Cushman & Wakefield of New Jersey, Inc.
One Meadowlands Plaza, Suite 1100
East Rutherford, New Jersey 07073
Download Word Doc: Click Here
Request Hi Res Photo: Click here
Release Date: Wednesday, April 09, 2014
Media Contact: Evelyn Weiss Francisco (201) 796-7788
Cushman & Wakefield Research Reports Healthy 1Q Trending in Leasing, Vacancies and Rents
EAST RUTHERFORD, N.J., April 9, 2014 – The New Jersey industrial real estate is off to a strong start in 2014, with market statistics trending positive across the board, according to commercial real estate services firm Cushman & Wakefield. The company's East Rutherford-based Research Services team this week released its first quarter findings, which show healthy leasing, declining vacancies and upward movement in rental rates.
"New Jersey posted its highest quarterly leasing total since the second quarter of 2011, with 6.4 million square feet of transactions completed during the first three months of 2014," noted Kimberly Brennan, Cushman & Wakefield's New Jersey market leader. "Nineteen deals in excess of 100,000 drove this activity, accounting for 57 percent of the total volume."
This included commitments by Home Depot in Edison (470,000 square feet), Hyundai in South Brunswick (309,000 square feet) and Port Logistics Group in Secaucus (154,000 square feet). All five major submarkets along the NJ Turnpike recorded increases in leasing activity quarter-over-quarter. The Meadowlands, Lower 287, and Exit 8A each exceeded 1.0 million square feet in volume.
The Northern New Jersey industrial vacancy rate inched down from 8.0 at year-end 2013 to 7.9 percent at the end of March, with just more than 800,000 square feet of overall net absorption recorded. Meanwhile, the state's central counties experienced a more notable decline, with vacancy falling by 0.3 percentage points to 8.2 percent since year-end, with space users absorbing almost 2.0 million square feet. Notably, three out of the five major Turnpike submarkets experienced sharp improvements in vacancy during 2014's first quarter.

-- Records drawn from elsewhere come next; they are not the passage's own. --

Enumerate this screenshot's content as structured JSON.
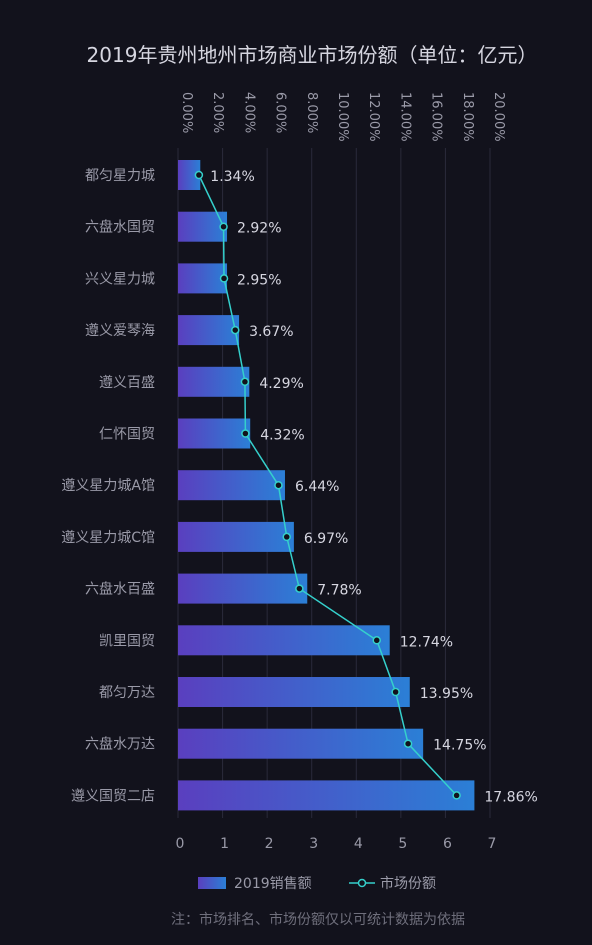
{
  "chart_data": {
    "type": "bar",
    "title": "2019年贵州地州市场商业市场份额（单位：亿元）",
    "note": "注：市场排名、市场份额仅以可统计数据为依据",
    "categories": [
      "都匀星力城",
      "六盘水国贸",
      "兴义星力城",
      "遵义爱琴海",
      "遵义百盛",
      "仁怀国贸",
      "遵义星力城A馆",
      "遵义星力城C馆",
      "六盘水百盛",
      "凯里国贸",
      "都匀万达",
      "六盘水万达",
      "遵义国贸二店"
    ],
    "series": [
      {
        "name": "2019销售额",
        "type": "bar",
        "axis": "bottom",
        "values": [
          0.5,
          1.1,
          1.1,
          1.37,
          1.6,
          1.62,
          2.4,
          2.6,
          2.9,
          4.75,
          5.2,
          5.5,
          6.65
        ]
      },
      {
        "name": "市场份额",
        "type": "line",
        "axis": "top",
        "values": [
          1.34,
          2.92,
          2.95,
          3.67,
          4.29,
          4.32,
          6.44,
          6.97,
          7.78,
          12.74,
          13.95,
          14.75,
          17.86
        ],
        "labels": [
          "1.34%",
          "2.92%",
          "2.95%",
          "3.67%",
          "4.29%",
          "4.32%",
          "6.44%",
          "6.97%",
          "7.78%",
          "12.74%",
          "13.95%",
          "14.75%",
          "17.86%"
        ]
      }
    ],
    "bottom_axis": {
      "min": 0,
      "max": 7,
      "ticks": [
        "0",
        "1",
        "2",
        "3",
        "4",
        "5",
        "6",
        "7"
      ]
    },
    "top_axis": {
      "min": 0,
      "max": 20,
      "ticks": [
        "0.00%",
        "2.00%",
        "4.00%",
        "6.00%",
        "8.00%",
        "10.00%",
        "12.00%",
        "14.00%",
        "16.00%",
        "18.00%",
        "20.00%"
      ]
    },
    "grid": true,
    "legend_position": "bottom",
    "colors": {
      "background": "#12121c",
      "bar_start": "#5a3fbf",
      "bar_end": "#2b7fd6",
      "line": "#35d0cc",
      "text": "#d6d6e0",
      "axis_text": "#9a9aa8",
      "grid": "#2a2a3a"
    }
  }
}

Lower 287 dropped from 9.4 percent to 6.4 percent; Exit 7A dropped from 8.1 to 6.6 percent; and the Meadowlands dropped from 9.6 percent to 8.6 percent.

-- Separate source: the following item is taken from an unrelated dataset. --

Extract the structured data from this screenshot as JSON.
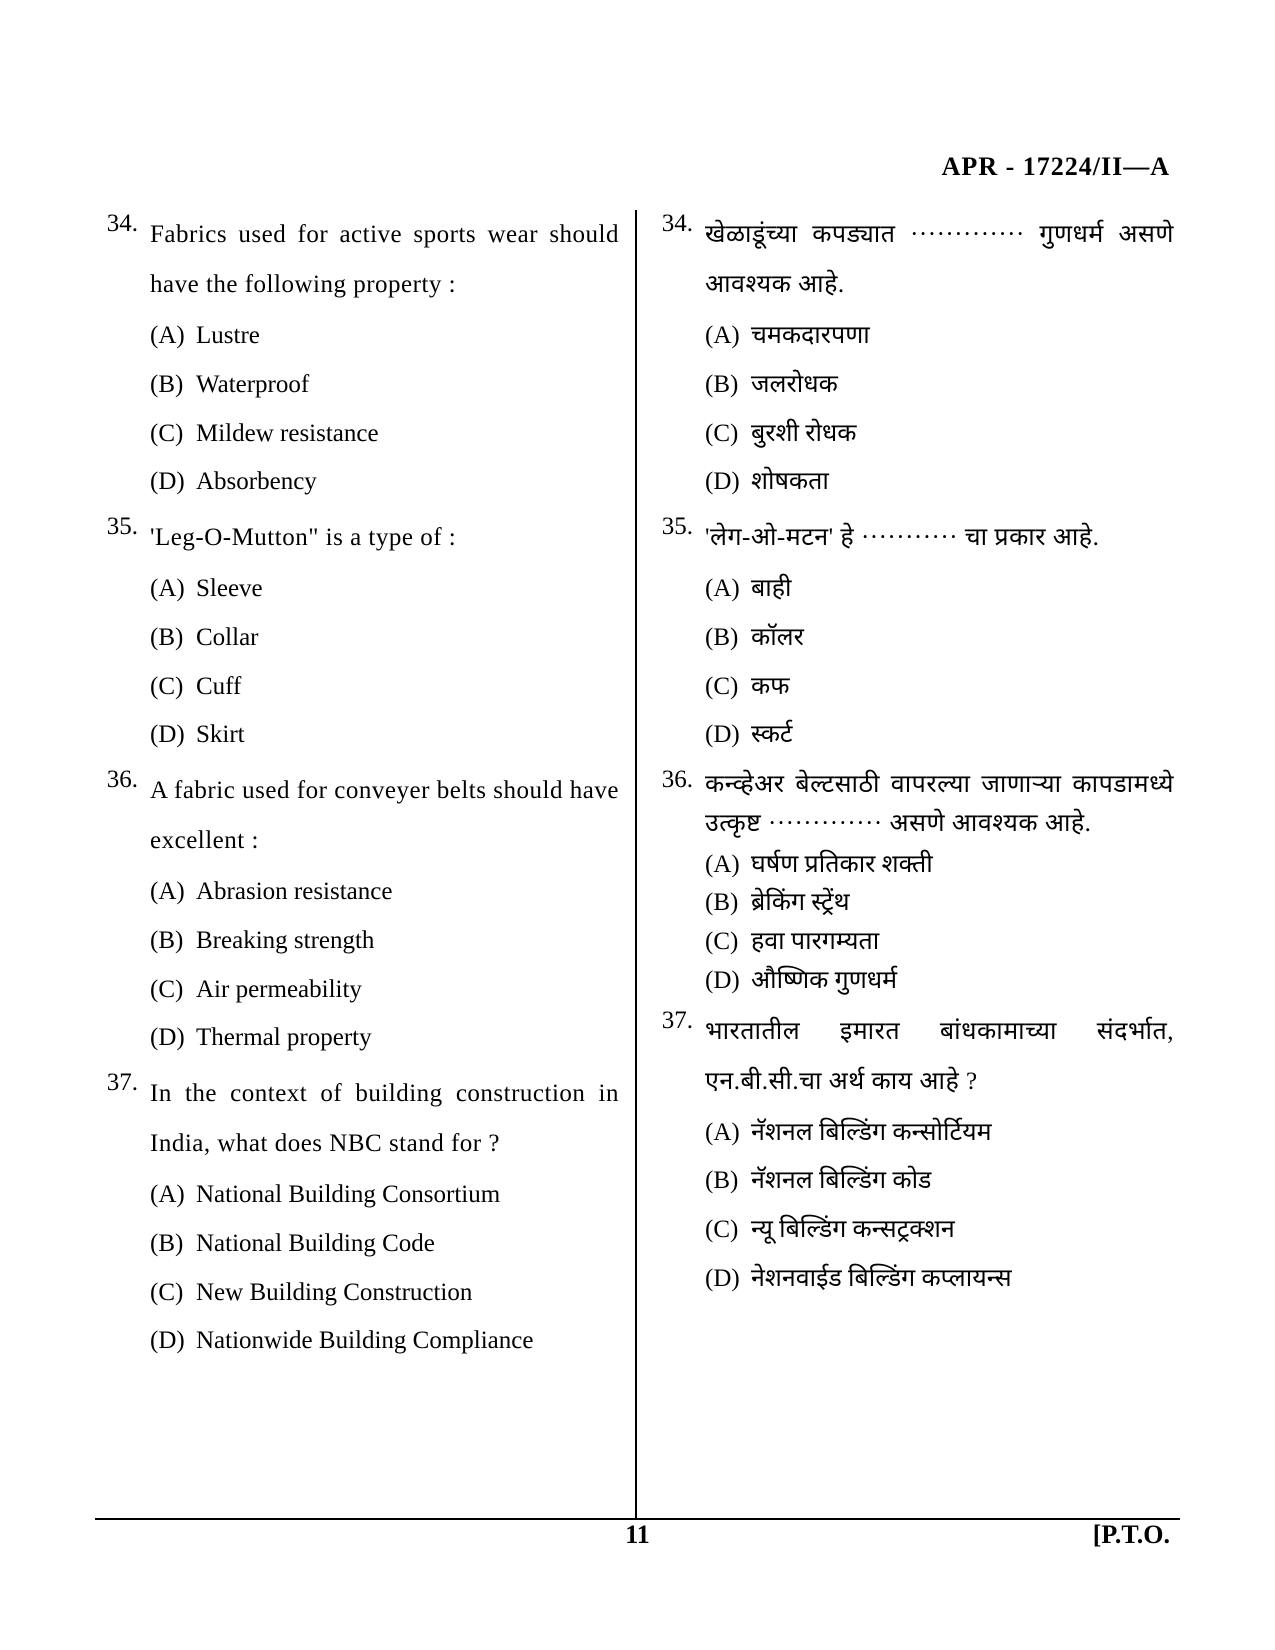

Looking at the warehouse/distribution sector, exclusively, overall vacancy fell 0.5 percentage points during the first three months of the year. "Both Northern New Jersey and Central New Jersey now boast warehouse/distribution vacancy rates below the 8.0 percent mark, at 7.9 percent and 7.7 percent, respectively," Brennan noted. "This vital sector accounted for almost all of the market's space absorption during the first quarter."
These improved fundamentals have pushed direct weighted average rents up to eclipse the $6 per-square-foot mark for the first time since early 2009, according to Brennan. "Within the warehouse/distribution sector, the average rental rate has risen by 4.8 percent since one year ago."
Since the close of 2013, four of the five major Turnpike submarkets recorded increases in the average direct rental rate. The Lower 287 submarket saw the most significant rise (+0.42 per square foot) as quality space dwindled. Only the Meadowlands submarket saw a slight decline in its average rate during the first quarter.
On the construction front, more than 2.1 million square feet of industrial product was delivered during the first quarter of 2014. Of that, 727,244 square feet was completed on a speculative basis. Meanwhile, more than 6.5 million square feet of product is currently under construction in the Garden State, concentrated within the Lower 287 and Exit 7A submarkets.
"New Jersey's post-recession momentum really comes as no surprise," Brennan noted. "The state's central Eastern Seaboard location and resulting proximity to dense population centers, position as home to the nation's third-largest port, and vast, 614 million-square-foot industrial inventory have long placed it as one of the most attractive destinations for industrial users. Looking ahead into the heart of 2014, we expect nothing but a continuation of the market's current progress."